Pour ce qui est des thèmes abordés, une fois encore, le quintet originaire d'Erfurt, s'attache à puiser son inspiration au cœur de périodes troubles et de faits historiques tels que, notamment, la guerre mondiale.
Le sublime
Inferno, particulièrement alerte et âpre, évoque, par exemple, le premier bombardement atomique perpétré par les alliés le 6 Juin 1945 sur la ville japonaise d'Hiroshima. Pawlows Haus dépeint les affres de ces affrontements autour de la maison de Pavlov (qui tient son nom du Sergent Yakov Fedotovich Pavlov qui s'illustra du 27 septembre 1942 au 2 février 1943 autour de cette bâtisse durant la bataille de Stalingrad). WN62 nous narre, quant à lui, le débarquement du 6 Juin 1944 du point de vue d'un soldat de la
Wehrmacht, Heinrich Severloh, qui fut surnommé "Bestie von Omaha-Beach" (la bête d'Omaha), et qui défendit très chèrement sa peau dans le Widerstandsnest 62 ("Nid de Résistance" 62), un poste de défense du mur de l'Atlantique qui surplombait la plage de Collevile-sur-Mer, dans le Calvados. Armé de deux carabines k98k et d'une MG42 il ne tira pas moins de 12 900 cartouches. On estime le nombre de ses victimes à 2000. Certains parlent même de 2500. Il se rendra le 7 Juin et sera libéré en 1946 ou 1947. Tout le restant de sa vie, il restera marqué par ces événements et exprimera quelques remords en affirmant, notamment, qu'il tua non pas pour le plaisir mais pour rester en vie.
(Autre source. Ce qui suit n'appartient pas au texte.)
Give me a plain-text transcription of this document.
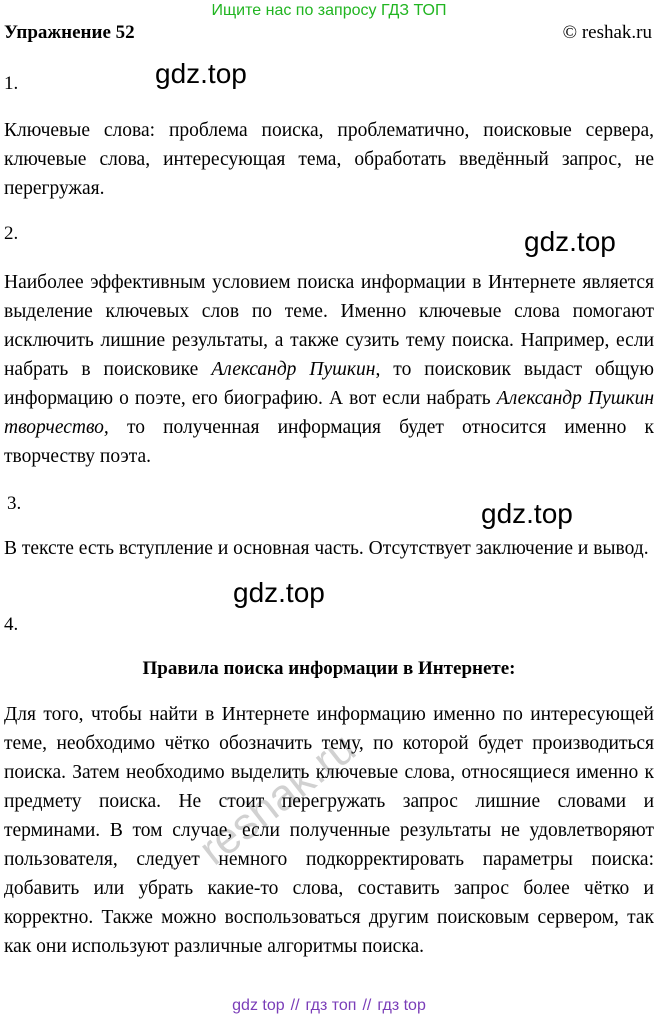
Ищите нас по запросу ГДЗ ТОП
Упражнение 52	© reshak.ru
1.	gdz.top
Ключевые слова: проблема поиска, проблематично, поисковые сервера, ключевые слова, интересующая тема, обработать введённый запрос, не перегружая.
2.	gdz.top
Наиболее эффективным условием поиска информации в Интернете является выделение ключевых слов по теме. Именно ключевые слова помогают исключить лишние результаты, а также сузить тему поиска. Например, если набрать в поисковике Александр Пушкин, то поисковик выдаст общую информацию о поэте, его биографию. А вот если набрать Александр Пушкин творчество, то полученная информация будет относится именно к творчеству поэта.
3.	gdz.top
В тексте есть вступление и основная часть. Отсутствует заключение и вывод.
gdz.top
4.
Правила поиска информации в Интернете:
Для того, чтобы найти в Интернете информацию именно по интересующей теме, необходимо чётко обозначить тему, по которой будет производиться поиска. Затем необходимо выделить ключевые слова, относящиеся именно к предмету поиска. Не стоит перегружать запрос лишние словами и терминами. В том случае, если полученные результаты не удовлетворяют пользователя, следует немного подкорректировать параметры поиска: добавить или убрать какие-то слова, составить запрос более чётко и корректно. Также можно воспользоваться другим поисковым сервером, так как они используют различные алгоритмы поиска.
reshak.ru
gdz top // гдз топ // гдз top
Au final, en une version moins mélodique et plus brutale qu'un somptueux
Wiedergänger, ce
Imperium nous régale. Une fois encore
Macbeth y joue de ses talents, de sa sincérité et de cette authenticité qui le caractérise pour nous offrir un disque remarquable.
Macbeth arrive à faire une musique guerrière et brutale avec un Heavy pourtant très traditionnel du Heavy teuton, c'est pas donné à tout le monde.
Un disque comme on aimerai en voir plus souvent dans tout les cas, l'année 2015 étant assez faible en Heavy pour le moment je trouve.
Merci à vous pour vos comms...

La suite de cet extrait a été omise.